I have had this feeling for a while now, that being anxious is actually part of writing. It’s both a cure and a cause.
For me, anxious thoughts start in the same way my ideas do…with ‘what if’. Sometimes those ‘what ifs’ are bad and disturbing and upsetting. What if everyone I love dies? What if I fall off my bike and the glass lense shard goes through my eyeball? What if that child wanders into the road? What if everyone hates me?
You could do it forever, terrifying possibilities splayed out like every fork in every road from here to eternity. But there are other ‘what ifs’.
What if the mother felt responsible for that baby? What if the person who died was lying? What if you discovered a secret much later? What if you couldn’t forgive?

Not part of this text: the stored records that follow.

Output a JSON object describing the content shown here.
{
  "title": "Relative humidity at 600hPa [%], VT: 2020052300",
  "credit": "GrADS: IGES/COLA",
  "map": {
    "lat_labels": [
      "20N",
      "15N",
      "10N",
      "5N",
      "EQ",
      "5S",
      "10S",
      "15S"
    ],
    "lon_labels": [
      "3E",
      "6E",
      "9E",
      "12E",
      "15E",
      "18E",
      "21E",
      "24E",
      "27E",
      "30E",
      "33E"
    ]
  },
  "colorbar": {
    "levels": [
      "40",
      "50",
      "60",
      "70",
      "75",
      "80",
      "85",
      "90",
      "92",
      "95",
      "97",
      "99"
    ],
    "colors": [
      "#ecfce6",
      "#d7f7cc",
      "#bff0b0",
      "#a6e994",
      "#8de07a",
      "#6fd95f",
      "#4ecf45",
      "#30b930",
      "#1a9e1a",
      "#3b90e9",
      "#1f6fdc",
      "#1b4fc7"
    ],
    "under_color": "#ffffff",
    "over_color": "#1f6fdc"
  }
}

It has been on my mind for a while now that curiosity and anxiety are two sides of the same coin, both coming from this ‘what if’ space. The unknown is anxiety inducing, the black space where our brains have to fill in the blanks. And yet, it’s also the space where brilliance arrives. Because when you start from nothing, you have somewhere to go.
I spend a lot of time writing through those anxious feelings, talking down those voices, shaking them away or outrunning them. Journal pages are the space for reality, for cold hard facts: not everyone you know hates you. It’s incredibly unlikely for A, B or C to happen. Where’s the evidence for that thought? But journals are also the space for possibility, for being the creator of your own reality. So you don’t waste it on the negative. You conjure big dreams and plans to outshine the uncertain greys.
I think anxiety has a big part to play in writing novels. If my brain wasn’t jumping to those ‘what ifs’ I never would have wondered about the girl left behind when her father was dying (Prosecco and Promises), the rockstar mother who wrote her top hit about abandoning her daughter (Cocktails and Dreams) or the girl who disappeared into one night friendships and ecstasy to escape the mundanity of London life and cultural distance (Wine Dark, Sea Blue).
I certainly wouldn’t have wondered what would have happened to two friends with an imbalanced relationship, a terrible betrayal and a final journey together before their thirtieth birthday without those anxious and curious thoughts. (That’s my new one, Before We Part).
What do you think – where do your ideas come from? Anxiety, curiosity, memories, people you know, things you’ve seen?